Let the voting begin

Early voting starts today. Here are the Dallas County locations. Vote early if you can!

The Morning News printed several guest columns in Sunday’s Points section related to the Trinity River toll road referendum. Writing in favor of the road were Mayor Tom Leppert, Metro columnist Steve Blow, and Wick Allison (publisher of D Magazine). Writing against the road on the Vote Yes side were city councilwoman Angela Hunt, dallasblog reporter Sam Merton, and Dallas Observer columnist (and polemicist extraordinaire) Jim Schutze.

This is a very balanced section from the DMN, as has generally been the case on the opinion page. It’s the slanted news stories that have aggravated me.
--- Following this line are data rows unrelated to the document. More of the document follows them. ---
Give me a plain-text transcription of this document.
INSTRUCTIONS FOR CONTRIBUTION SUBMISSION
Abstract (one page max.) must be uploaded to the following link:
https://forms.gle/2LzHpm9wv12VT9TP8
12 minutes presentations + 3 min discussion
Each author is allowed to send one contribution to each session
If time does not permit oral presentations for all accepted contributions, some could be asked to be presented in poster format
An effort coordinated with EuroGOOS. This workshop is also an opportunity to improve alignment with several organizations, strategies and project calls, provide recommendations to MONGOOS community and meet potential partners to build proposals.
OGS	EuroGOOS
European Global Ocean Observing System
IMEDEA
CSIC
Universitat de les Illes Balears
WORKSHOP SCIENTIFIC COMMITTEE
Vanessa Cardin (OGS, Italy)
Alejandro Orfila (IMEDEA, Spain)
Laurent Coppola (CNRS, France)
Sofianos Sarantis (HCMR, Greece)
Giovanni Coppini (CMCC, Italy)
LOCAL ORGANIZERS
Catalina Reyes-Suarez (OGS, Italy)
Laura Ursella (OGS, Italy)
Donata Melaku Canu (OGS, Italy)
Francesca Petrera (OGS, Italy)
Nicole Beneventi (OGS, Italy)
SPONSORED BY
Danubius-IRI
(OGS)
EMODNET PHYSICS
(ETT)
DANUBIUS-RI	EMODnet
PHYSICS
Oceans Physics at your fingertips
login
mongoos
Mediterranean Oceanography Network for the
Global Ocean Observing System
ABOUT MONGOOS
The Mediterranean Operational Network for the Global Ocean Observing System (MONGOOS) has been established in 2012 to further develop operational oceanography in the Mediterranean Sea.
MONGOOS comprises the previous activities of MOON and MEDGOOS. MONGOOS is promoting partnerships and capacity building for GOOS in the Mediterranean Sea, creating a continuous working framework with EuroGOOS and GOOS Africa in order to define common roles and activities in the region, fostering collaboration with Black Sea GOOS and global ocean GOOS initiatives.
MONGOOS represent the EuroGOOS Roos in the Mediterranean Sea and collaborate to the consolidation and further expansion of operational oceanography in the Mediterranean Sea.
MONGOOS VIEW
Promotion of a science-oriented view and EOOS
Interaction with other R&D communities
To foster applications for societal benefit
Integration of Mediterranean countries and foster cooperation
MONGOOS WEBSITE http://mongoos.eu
But I’m pleased to see the balance of this section.

Schutze addresses a concern I’ve wondered about a little – namely is it advisable to put a park in this floodway? (Wick Allison writes about this too but somehow comes out in favor of both a road and a park in the floodway – I don’t get his logic but it’s the same old saw about everything in this project is connected and if you remove a piece the whole thing unravels.) Here is a snippet from Schutze’s column:

I hear people ask: If putting the highway in the floodway is a dumb idea, why is it smart to build a big, expensive park there with all sorts of high-maintenance features like kayak courses? Who will pay to clean up this new park when it floods with effluent from the upstream sewage treatment plants?
Common sense says that's a good question, too, but one to which we can find answers. Very little of the park has been designed yet to the level of actual engineering. The best park may not be what's on the drawing boards today. It may need to be gentler, more modest, better married to the land and less costly to maintain.
But once we put a highway in it, we will have to build more and more infrastructure – more "work-arounds" – to accommodate the road. The chance to create that better park will be gone for at least a century, maybe forever.

But that is really a question for another day. Today's common sense question is do we want a highway in between our flood control levees.

I don’t hear a lot of predictions of the outcome. I’m not going to venture there either. But I do hope that common sense prevails. Happy rainy Monday. Welcome fall weather! Exercise your right to make your voice heard.